America ranks as tops in the world for natural disasters. More than any other country, as reported by a 10 year UN study on weather related disasters.
A short photo journal of swimming pools that have weathered the storm, and some that did not fare so well.
In this photo below, from AP Photo/Rich Pedroncelli, wildfires in California burned this indoor pool to the ground, as reported by telegraph.co.uk.
The pool below survives the inferno, while the home does not. The pool cover has melted, and the fireplace seems to be screaming. Photo by National Geographic.
Tornadoes can develop quickly when conditions are right, and in a matter of minutes touch down with incredible fury. In this case, the tornado sucked the water out of the pool, right through the mesh safety cover, which was on the pool.
Eugene Thompson, found his horse in the pool after a tornado; a worse fate could have befallen this fine fellow. Photo Wichita Star, via Kansas.com.
Tornado in a suburb of Atlanta, GA deposits nearly every kind of debris into the swimming pool. Photo courtesy of NOAA Photo Library.
Seismic activity can produce powerful forces underground, which cause shifting soils and water tables, as this New Zealand countryman found out first hand. Photo by Mart the Rev.

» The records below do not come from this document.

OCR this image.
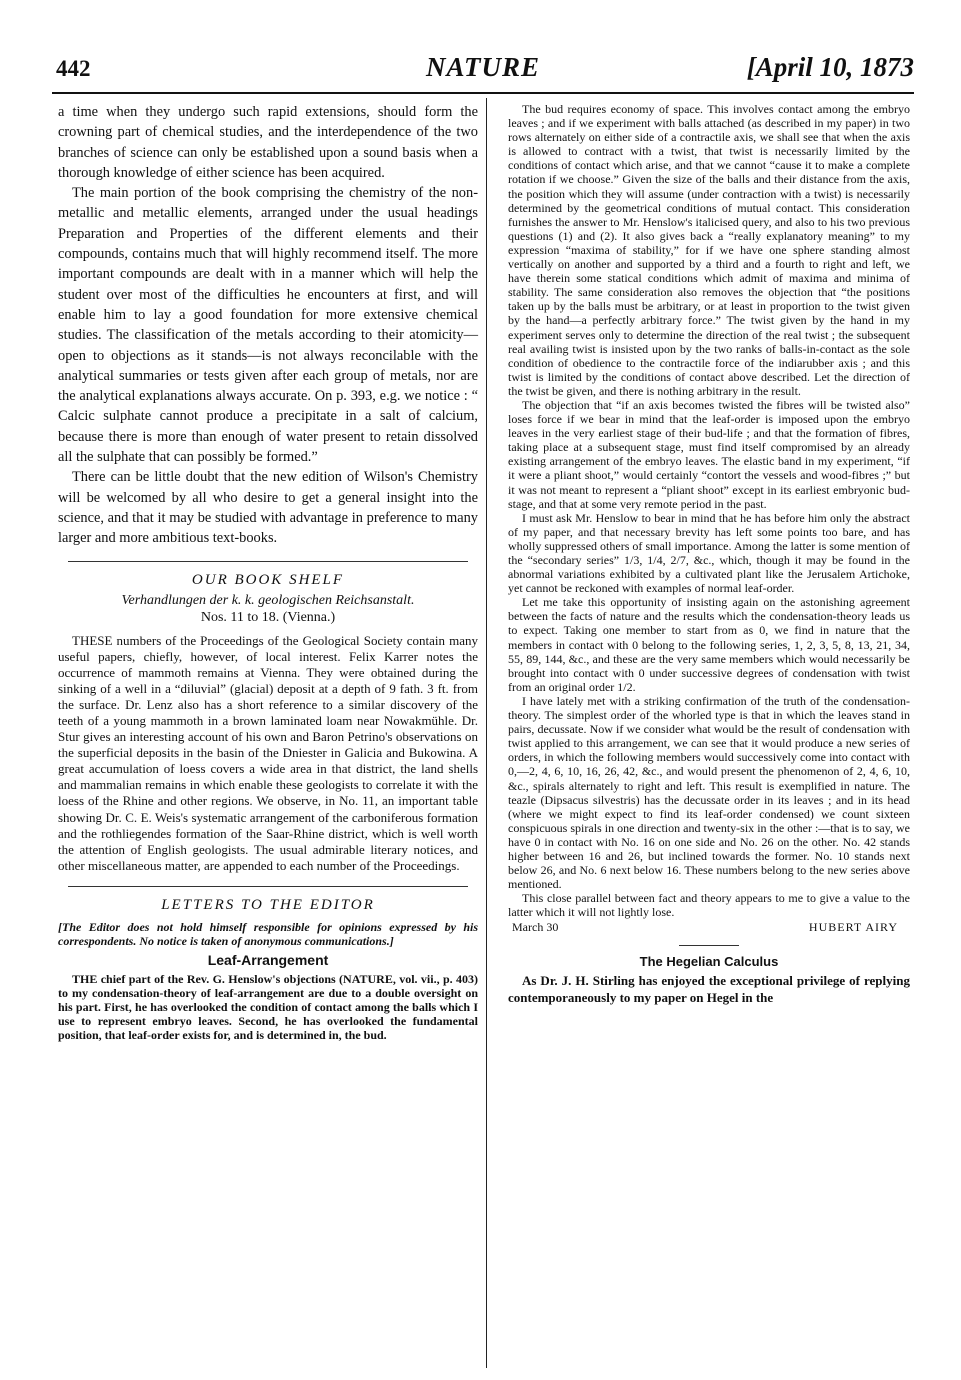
442	NATURE	[April 10, 1873

a time when they undergo such rapid extensions, should form the crowning part of chemical studies, and the interdependence of the two branches of science can only be established upon a sound basis when a thorough knowledge of either science has been acquired.

The main portion of the book comprising the chemistry of the non-metallic and metallic elements, arranged under the usual headings Preparation and Properties of the different elements and their compounds, contains much that will highly recommend itself. The more important compounds are dealt with in a manner which will help the student over most of the difficulties he encounters at first, and will enable him to lay a good foundation for more extensive chemical studies. The classification of the metals according to their atomicity—open to objections as it stands—is not always reconcilable with the analytical summaries or tests given after each group of metals, nor are the analytical explanations always accurate. On p. 393, e.g. we notice : “ Calcic sulphate cannot produce a precipitate in a salt of calcium, because there is more than enough of water present to retain dissolved all the sulphate that can possibly be formed.”

There can be little doubt that the new edition of Wilson's Chemistry will be welcomed by all who desire to get a general insight into the science, and that it may be studied with advantage in preference to many larger and more ambitious text-books.

OUR BOOK SHELF
Verhandlungen der k. k. geologischen Reichsanstalt.
Nos. 11 to 18. (Vienna.)

THESE numbers of the Proceedings of the Geological Society contain many useful papers, chiefly, however, of local interest. Felix Karrer notes the occurrence of mammoth remains at Vienna. They were obtained during the sinking of a well in a “diluvial” (glacial) deposit at a depth of 9 fath. 3 ft. from the surface. Dr. Lenz also has a short reference to a similar discovery of the teeth of a young mammoth in a brown laminated loam near Nowakmühle. Dr. Stur gives an interesting account of his own and Baron Petrino's observations on the superficial deposits in the basin of the Dniester in Galicia and Bukowina. A great accumulation of loess covers a wide area in that district, the land shells and mammalian remains in which enable these geologists to correlate it with the loess of the Rhine and other regions. We observe, in No. 11, an important table showing Dr. C. E. Weis's systematic arrangement of the carboniferous formation and the rothliegendes formation of the Saar-Rhine district, which is well worth the attention of English geologists. The usual admirable literary notices, and other miscellaneous matter, are appended to each number of the Proceedings.

LETTERS TO THE EDITOR

[The Editor does not hold himself responsible for opinions expressed by his correspondents. No notice is taken of anonymous communications.]

Leaf-Arrangement

THE chief part of the Rev. G. Henslow's objections (NATURE, vol. vii., p. 403) to my condensation-theory of leaf-arrangement are due to a double oversight on his part. First, he has overlooked the condition of contact among the balls which I use to represent embryo leaves. Second, he has overlooked the fundamental position, that leaf-order exists for, and is determined in, the bud.

The bud requires economy of space. This involves contact among the embryo leaves ; and if we experiment with balls attached (as described in my paper) in two rows alternately on either side of a contractile axis, we shall see that when the axis is allowed to contract with a twist, that twist is necessarily limited by the conditions of contact which arise, and that we cannot “cause it to make a complete rotation if we choose.” Given the size of the balls and their distance from the axis, the position which they will assume (under contraction with a twist) is necessarily determined by the geometrical conditions of mutual contact. This consideration furnishes the answer to Mr. Henslow's italicised query, and also to his two previous questions (1) and (2). It also gives back a “really explanatory meaning” to my expression “maxima of stability,” for if we have one sphere standing almost vertically on another and supported by a third and a fourth to right and left, we have therein some statical conditions which admit of maxima and minima of stability. The same consideration also removes the objection that “the positions taken up by the balls must be arbitrary, or at least in proportion to the twist given by the hand—a perfectly arbitrary force.” The twist given by the hand in my experiment serves only to determine the direction of the real twist ; the subsequent real availing twist is insisted upon by the two ranks of balls-in-contact as the sole condition of obedience to the contractile force of the indiarubber axis ; and this twist is limited by the conditions of contact above described. Let the direction of the twist be given, and there is nothing arbitrary in the result.

The objection that “if an axis becomes twisted the fibres will be twisted also” loses force if we bear in mind that the leaf-order is imposed upon the embryo leaves in the very earliest stage of their bud-life ; and that the formation of fibres, taking place at a subsequent stage, must find itself compromised by an already existing arrangement of the embryo leaves. The elastic band in my experiment, “if it were a pliant shoot,” would certainly “contort the vessels and wood-fibres ;” but it was not meant to represent a “pliant shoot” except in its earliest embryonic bud-stage, and that at some very remote period in the past.

I must ask Mr. Henslow to bear in mind that he has before him only the abstract of my paper, and that necessary brevity has left some points too bare, and has wholly suppressed others of small importance. Among the latter is some mention of the “secondary series” 1/3, 1/4, 2/7, &c., which, though it may be found in the abnormal variations exhibited by a cultivated plant like the Jerusalem Artichoke, yet cannot be reckoned with examples of normal leaf-order.

Let me take this opportunity of insisting again on the astonishing agreement between the facts of nature and the results which the condensation-theory leads us to expect. Taking one member to start from as 0, we find in nature that the members in contact with 0 belong to the following series, 1, 2, 3, 5, 8, 13, 21, 34, 55, 89, 144, &c., and these are the very same members which would necessarily be brought into contact with 0 under successive degrees of condensation with twist from an original order 1/2.

I have lately met with a striking confirmation of the truth of the condensation-theory. The simplest order of the whorled type is that in which the leaves stand in pairs, decussate. Now if we consider what would be the result of condensation with twist applied to this arrangement, we can see that it would produce a new series of orders, in which the following members would successively come into contact with 0,—2, 4, 6, 10, 16, 26, 42, &c., and would present the phenomenon of 2, 4, 6, 10, &c., spirals alternately to right and left. This result is exemplified in nature. The teazle (Dipsacus silvestris) has the decussate order in its leaves ; and in its head (where we might expect to find its leaf-order condensed) we count sixteen conspicuous spirals in one direction and twenty-six in the other :—that is to say, we have 0 in contact with No. 16 on one side and No. 26 on the other. No. 42 stands higher between 16 and 26, but inclined towards the former. No. 10 stands next below 26, and No. 6 next below 16. These numbers belong to the new series above mentioned.

This close parallel between fact and theory appears to me to give a value to the latter which it will not lightly lose.

March 30	HUBERT AIRY
The Hegelian Calculus

As Dr. J. H. Stirling has enjoyed the exceptional privilege of replying contemporaneously to my paper on Hegel in the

Reinforced concrete is pretty strong stuff, but given a strong enough earthquake, stress can cause cracks as the ground ripples and shakes.
Here’s a video of a “Pool Tsunami”, starting at about 1:00 min, is fairly frightening to watch. The pool survives the strongest earthquake to hit the region in 50 years.
When flood waters from overflowing rivers or tropical storms or hurricanes recede, they leave behind tons of silty brown dirt that can take weeks to clean up. Photo by HealthyWA.
Aboveground pools do have their advantages! If they are not in the path of rushing water, and as long as waters don’t get too high, they weather the storm.
After the water recedes however, there will be a thick blanket of mud all around the pool, with staining to the pool walls. Pool pumps will certainly need to be replaced.
This last photo was titled “pool in neighbor’s yard”; the result of massive flooding after Hurricane Katrina hit New Orleans in 2005.
PREPPING THE POOL:
What can you do? Not much. Don’t cover the pool, unless you want to risk damage by flying debris, or burns from hot fire embers.
For heavy winds or flooding, remove any loose items from around the pool, including cleaning tools, toys, furniture and pool cleaners, and store them safely. Loose skimmer lids can be screwed in place or stored indoors.
If your pool pump is removable, move it to higher ground before the waters rise, to save the expense of motor replacement.Turn off all power at the breakers if flooding seems imminent.
There’s not much you can do to protect your pool from natural disasters like wildfires, hurricanes, earthquakes and tornadoes. Just make sure to keep yourself and your family safe – and don’t worry about the pool. It’ll be fine.